Chief Court Reporter
FUGITIVE former Zinara acting chief executive officer Moses Julius Juma, who was lying low after his appeal against conviction and sentence for abuse of office was struck off by the High Court, has now been committed to prison since his bail lapsed, but has been allowed to resubmit his appeal.
Since his appeal was struck off the roll at the High Court last year, Juma had been lying low, prompting the Zimbabwe Anti-Corruption Commission (ZACC) to launch a manhunt to no avail.
Juma resurfaced last Friday when High Court judge Justice Pisirayi Kwenda sitting with Justice Benjamin Chikowero, refused to hear the appeal in his absence.
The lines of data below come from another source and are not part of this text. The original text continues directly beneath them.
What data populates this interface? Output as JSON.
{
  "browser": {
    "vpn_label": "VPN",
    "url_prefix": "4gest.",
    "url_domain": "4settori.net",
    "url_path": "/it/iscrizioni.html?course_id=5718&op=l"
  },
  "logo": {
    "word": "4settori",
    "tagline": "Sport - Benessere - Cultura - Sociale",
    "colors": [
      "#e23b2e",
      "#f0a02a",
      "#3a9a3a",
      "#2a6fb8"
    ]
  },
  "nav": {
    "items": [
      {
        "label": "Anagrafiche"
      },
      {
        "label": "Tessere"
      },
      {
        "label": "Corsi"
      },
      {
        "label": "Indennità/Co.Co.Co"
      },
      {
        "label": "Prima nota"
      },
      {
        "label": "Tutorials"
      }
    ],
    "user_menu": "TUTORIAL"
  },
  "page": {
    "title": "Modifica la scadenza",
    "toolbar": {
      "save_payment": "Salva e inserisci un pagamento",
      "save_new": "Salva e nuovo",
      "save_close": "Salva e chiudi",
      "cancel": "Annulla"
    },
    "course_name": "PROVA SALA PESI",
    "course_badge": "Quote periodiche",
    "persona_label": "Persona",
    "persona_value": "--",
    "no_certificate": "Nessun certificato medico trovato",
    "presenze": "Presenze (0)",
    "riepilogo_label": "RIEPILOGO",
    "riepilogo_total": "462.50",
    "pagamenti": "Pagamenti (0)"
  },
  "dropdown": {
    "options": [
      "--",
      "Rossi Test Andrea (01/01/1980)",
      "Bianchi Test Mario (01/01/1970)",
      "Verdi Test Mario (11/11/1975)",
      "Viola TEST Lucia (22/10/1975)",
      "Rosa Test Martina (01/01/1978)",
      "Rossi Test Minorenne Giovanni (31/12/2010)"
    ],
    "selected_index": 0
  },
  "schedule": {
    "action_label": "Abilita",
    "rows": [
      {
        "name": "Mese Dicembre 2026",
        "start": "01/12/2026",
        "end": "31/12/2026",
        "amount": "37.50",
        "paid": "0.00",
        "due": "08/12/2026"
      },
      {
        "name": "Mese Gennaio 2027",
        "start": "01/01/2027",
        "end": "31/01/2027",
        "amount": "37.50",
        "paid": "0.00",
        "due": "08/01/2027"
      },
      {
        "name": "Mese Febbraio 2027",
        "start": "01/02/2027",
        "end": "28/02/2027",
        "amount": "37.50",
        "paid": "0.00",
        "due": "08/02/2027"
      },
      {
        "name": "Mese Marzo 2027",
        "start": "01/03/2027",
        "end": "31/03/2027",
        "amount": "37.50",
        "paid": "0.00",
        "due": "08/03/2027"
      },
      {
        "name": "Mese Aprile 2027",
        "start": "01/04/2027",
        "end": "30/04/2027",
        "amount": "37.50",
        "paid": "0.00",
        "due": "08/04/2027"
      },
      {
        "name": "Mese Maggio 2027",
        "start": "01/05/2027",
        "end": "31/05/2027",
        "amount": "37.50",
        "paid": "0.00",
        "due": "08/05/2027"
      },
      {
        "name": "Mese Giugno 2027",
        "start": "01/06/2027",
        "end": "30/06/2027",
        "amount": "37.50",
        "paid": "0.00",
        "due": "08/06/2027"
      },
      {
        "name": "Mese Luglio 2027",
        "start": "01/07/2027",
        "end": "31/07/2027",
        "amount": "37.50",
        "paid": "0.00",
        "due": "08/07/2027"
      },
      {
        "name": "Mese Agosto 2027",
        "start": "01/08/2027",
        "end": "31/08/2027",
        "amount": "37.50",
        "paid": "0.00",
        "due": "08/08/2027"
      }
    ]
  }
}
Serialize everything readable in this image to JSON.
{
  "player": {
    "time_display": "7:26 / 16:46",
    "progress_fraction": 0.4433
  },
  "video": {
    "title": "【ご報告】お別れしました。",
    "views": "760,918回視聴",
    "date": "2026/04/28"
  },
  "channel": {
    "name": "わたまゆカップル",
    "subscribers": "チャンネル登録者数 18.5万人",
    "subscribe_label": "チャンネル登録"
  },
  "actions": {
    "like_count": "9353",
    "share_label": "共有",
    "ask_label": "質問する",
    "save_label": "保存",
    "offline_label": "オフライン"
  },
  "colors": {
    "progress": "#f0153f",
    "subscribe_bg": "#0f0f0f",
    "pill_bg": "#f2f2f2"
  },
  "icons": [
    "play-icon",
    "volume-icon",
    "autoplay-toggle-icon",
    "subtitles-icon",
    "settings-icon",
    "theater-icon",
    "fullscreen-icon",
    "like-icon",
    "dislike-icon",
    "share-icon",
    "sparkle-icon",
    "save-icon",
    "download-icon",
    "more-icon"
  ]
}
The judge ordered his lawyer to have Juma brought to court and explain why he stayed out of custody when his appeal was dismissed.
When he finally came, Juma failed to justify his action and was committed to prison.
Justice Kwenda also found that Juma had successfully applied for condonation and leave to appeal out of time from the comfort of his home.
“He was granted the leave and filed a new appeal this year,” said Justice Kwenda. “He was lucky that his application was heard while he was at home yet his bail had lapsed.”
Juma was first arrested in 2016 for abuse of office but was released after former Vice President Phelekezela Mphoko stormed Avondale Police Station and demanded his immediate release.
He was rearrested in 2018 and sentenced to 30 months in prison and was supposed to serve two years in jail after six months were suspended from his sentence.
Juma was convicted for handpicking a tax consultancy company on a contract worth US$500 000 without going to tender as required.
Following his conviction, Juma approached the High Court appealing against his conviction and was granted $5 000 bail.
His appeal came before Justice Kwenda and Justice Felistus Chatukuta, now a Supreme Court judge, and the matter was struck off because his grounds of appeal were invalid.
As soon as his appeal was struck off he was supposed to hand himself in and start serving because his bail had terminated. Instead he stayed at home while the ZACC launched a manhunt for him.
ZACC recently issued a statement that since the court upheld his conviction, Juma had vanished and was now on the wanted list.
This once happened in October last year, when former Zimbabwe Power Company (ZPC) board chairman Stanley Kazhanje attempted to outfox the justice system by applying for bail pending appeal against a three-year jail term for corruption while in the comfort of his home.
The move backfired when Justice Kwenda noticed it and ordered his incarceration.
Kazhanje had not handed himself in when his appeal against both conviction and sentence last month was struck off by the High Court because it was defective and bad at law.
He instead filed a fresh application for bail pending appeal from his home. Kazhanje’s submission that he was in custody at the time of filing the bail application was misleading. But Justice Kwenda became suspicious and enquired from his lawyers if Kazhanje was in custody.
His lawyers told the court that their client was in custody, but dissatisfied with the response, Justice Kwenda requested the lawyers to bring him to court in person.
The judge also asked the prosecution counsel in the matter to check with the prisons if indeed Kazhanje had handed himself in after his appeal was struck off.
Prison authorities said Kazhanje was out of custody.
He was then brought before the judge who wanted an explanation why he was applying for bail when he was not in prison.
But Kazhanje argued that the same court had previously released him on bail pending his appeal after finding that he was a suitable candidate for bail.
This, he argued, had not changed save for the technicalities alluded to by the court. But Justice Kwenda did not agree with his assertion, which he found to be untenable.
The judge then told Kazhanje that he could not get bail while he was out of custody and committed Kazhanje to prison saying it was up to him to submit a fresh application for bail pending appeal if he still wanted to pursue his appeal.
Kazhanje, who was serving his sentence at Chikurubi Maximum Security Prison was granted $1 000 bail by the Harare High Court in 2019.
He was convicted of taking a US$10 000 bribe from Intratrek Zimbabwe, a company which had been awarded a US$172 million tender to build a 100 megawatt solar power plant in Gwanda.